My kid was born four times bigger than the weight his baby has reached after three weeks.

Yesterday, I was visiting again and I saw that their baby’s heart rate was going up and up. The nurse came over to check and found the source of the problem—a large (for a preemie) blob of mucus blocking one of his nasal passages. She pulled it out and called the respiratory therapist over to take a look. It’s just surreal to see alarms going off because of a booger.

And then there’s last night. I noticed when we came in that part of the room was closed off by a kind of movable curtain. A sign said “Quiet please! Minimal stimulation.” We’ve done the “minimal stimulation” routine with Aidan before, so I didn’t really think anything of it. We got the update on Aidan (still feverish, but stable; blood pressure and respiration fine without assistance), and looked in on the two and half pound kid, who seemed to be well and booger-free. Then we started taking turns holding our son.

It was Sandy’s turn to hold him when the parents of the little girl behind the curtain burst out of the room, in tears. I watched them leave. It was a couple I had met before, briefly.
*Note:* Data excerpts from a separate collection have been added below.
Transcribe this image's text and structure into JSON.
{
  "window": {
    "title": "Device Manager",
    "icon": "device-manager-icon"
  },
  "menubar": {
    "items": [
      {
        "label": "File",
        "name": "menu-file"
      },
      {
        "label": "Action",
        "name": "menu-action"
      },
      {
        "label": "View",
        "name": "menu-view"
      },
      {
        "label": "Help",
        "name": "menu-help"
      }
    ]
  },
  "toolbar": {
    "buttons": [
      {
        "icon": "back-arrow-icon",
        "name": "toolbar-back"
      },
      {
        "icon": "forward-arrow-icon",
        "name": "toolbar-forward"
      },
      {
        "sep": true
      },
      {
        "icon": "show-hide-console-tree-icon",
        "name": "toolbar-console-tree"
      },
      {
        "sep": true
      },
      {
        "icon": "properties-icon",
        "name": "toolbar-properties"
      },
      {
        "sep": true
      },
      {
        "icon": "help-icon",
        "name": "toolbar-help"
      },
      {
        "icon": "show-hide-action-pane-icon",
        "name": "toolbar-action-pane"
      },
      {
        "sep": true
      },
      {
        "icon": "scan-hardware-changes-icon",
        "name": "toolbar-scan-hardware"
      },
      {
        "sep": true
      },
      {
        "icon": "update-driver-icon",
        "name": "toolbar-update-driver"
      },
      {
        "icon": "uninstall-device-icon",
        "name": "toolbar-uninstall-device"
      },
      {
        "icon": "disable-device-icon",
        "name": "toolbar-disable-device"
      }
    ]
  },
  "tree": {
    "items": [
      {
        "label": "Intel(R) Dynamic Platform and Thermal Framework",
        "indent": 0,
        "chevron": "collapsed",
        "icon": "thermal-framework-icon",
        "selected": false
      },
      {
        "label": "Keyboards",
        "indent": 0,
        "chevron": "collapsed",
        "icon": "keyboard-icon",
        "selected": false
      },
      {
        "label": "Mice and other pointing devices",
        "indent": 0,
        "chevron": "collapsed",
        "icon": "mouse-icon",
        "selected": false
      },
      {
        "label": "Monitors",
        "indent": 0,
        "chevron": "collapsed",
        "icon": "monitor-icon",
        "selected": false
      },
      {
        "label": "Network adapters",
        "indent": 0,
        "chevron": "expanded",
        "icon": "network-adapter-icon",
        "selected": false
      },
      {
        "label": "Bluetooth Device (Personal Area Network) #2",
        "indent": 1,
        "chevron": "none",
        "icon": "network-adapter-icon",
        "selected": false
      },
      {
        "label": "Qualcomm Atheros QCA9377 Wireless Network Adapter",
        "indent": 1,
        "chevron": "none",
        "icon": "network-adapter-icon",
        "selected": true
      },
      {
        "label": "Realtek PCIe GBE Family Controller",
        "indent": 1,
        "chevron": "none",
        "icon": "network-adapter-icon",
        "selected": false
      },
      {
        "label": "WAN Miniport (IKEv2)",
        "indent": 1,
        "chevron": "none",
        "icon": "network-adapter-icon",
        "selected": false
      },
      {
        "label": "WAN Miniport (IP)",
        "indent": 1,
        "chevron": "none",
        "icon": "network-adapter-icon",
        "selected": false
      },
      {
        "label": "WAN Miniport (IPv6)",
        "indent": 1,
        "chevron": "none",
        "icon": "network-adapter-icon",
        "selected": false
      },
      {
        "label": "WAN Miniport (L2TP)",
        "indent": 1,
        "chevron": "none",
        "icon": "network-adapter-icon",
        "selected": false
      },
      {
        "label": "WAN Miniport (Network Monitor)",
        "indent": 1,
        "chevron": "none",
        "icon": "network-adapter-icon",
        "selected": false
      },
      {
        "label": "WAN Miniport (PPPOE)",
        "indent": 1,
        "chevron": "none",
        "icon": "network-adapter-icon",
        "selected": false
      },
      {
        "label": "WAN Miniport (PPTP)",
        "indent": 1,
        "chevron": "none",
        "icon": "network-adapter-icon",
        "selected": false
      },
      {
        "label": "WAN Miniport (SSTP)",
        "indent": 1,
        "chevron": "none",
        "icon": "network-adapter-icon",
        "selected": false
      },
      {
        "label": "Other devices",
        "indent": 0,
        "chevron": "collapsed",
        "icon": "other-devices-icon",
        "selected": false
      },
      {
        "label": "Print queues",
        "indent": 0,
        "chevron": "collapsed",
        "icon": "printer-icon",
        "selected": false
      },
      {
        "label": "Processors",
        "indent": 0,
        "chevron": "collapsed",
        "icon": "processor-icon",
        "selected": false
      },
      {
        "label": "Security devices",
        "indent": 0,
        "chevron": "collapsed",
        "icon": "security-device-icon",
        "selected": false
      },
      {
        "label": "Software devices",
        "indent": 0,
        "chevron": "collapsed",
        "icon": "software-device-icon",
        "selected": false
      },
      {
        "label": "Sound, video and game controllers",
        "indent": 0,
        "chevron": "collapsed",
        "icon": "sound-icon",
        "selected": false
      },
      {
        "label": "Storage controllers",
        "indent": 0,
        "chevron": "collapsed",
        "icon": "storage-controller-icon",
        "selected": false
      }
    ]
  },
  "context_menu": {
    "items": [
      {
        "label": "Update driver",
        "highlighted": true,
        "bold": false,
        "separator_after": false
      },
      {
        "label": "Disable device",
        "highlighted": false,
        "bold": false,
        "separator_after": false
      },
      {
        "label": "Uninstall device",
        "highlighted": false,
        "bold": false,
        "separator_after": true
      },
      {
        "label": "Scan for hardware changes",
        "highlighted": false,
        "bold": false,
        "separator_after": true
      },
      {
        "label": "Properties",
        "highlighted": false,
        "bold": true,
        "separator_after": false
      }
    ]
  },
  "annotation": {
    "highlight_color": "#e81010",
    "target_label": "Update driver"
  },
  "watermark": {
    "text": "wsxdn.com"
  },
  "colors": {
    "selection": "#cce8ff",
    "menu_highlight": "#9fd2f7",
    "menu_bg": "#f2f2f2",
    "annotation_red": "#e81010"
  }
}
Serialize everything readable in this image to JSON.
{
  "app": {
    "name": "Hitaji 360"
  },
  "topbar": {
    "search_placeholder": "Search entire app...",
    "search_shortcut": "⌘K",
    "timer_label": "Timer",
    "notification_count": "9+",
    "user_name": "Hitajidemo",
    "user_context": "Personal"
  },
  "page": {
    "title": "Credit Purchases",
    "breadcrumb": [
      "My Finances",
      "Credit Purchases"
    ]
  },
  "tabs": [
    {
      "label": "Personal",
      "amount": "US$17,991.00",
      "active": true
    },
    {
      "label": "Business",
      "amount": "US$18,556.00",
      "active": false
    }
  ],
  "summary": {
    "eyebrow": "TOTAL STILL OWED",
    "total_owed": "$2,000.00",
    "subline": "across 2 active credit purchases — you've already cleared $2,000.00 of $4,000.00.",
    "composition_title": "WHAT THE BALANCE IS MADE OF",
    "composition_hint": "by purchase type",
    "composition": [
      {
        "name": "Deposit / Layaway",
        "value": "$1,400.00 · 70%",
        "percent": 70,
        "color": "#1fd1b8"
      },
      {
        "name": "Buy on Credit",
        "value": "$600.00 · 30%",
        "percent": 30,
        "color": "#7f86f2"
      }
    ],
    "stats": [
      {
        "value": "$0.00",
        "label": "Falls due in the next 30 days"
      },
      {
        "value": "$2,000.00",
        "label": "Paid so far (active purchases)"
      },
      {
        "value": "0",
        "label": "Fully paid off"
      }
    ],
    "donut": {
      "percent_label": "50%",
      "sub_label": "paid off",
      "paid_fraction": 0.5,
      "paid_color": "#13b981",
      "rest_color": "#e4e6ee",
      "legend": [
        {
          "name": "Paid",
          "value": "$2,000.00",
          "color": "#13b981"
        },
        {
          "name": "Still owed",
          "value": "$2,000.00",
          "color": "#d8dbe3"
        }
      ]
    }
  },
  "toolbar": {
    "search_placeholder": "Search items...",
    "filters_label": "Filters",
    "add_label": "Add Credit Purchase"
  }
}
On my first day to visit they showed me how to scrub in—I had never used a pedal-operated sink before. At the time they seemed nice enough, but perpetually distracted–like every parent around here. When they rounded the corner I glanced over at their daughter’s monitor. Flatlined.

Sandy’s eyes started welling up. “Did that baby….?”

At first I just shrugged, like I didn’t know. But I did. And after a minute, I slowly nodded.

A man came in and asked what the exact time was.

“I think I should go home now,” Sandy said. So we handed Aidan back to Nurse Emily and slipped away, brows furrowed, past the families in the waiting room.

After that, stepping back in NICU feels like tip-toeing over the gates of Sheol. We are so close sometimes.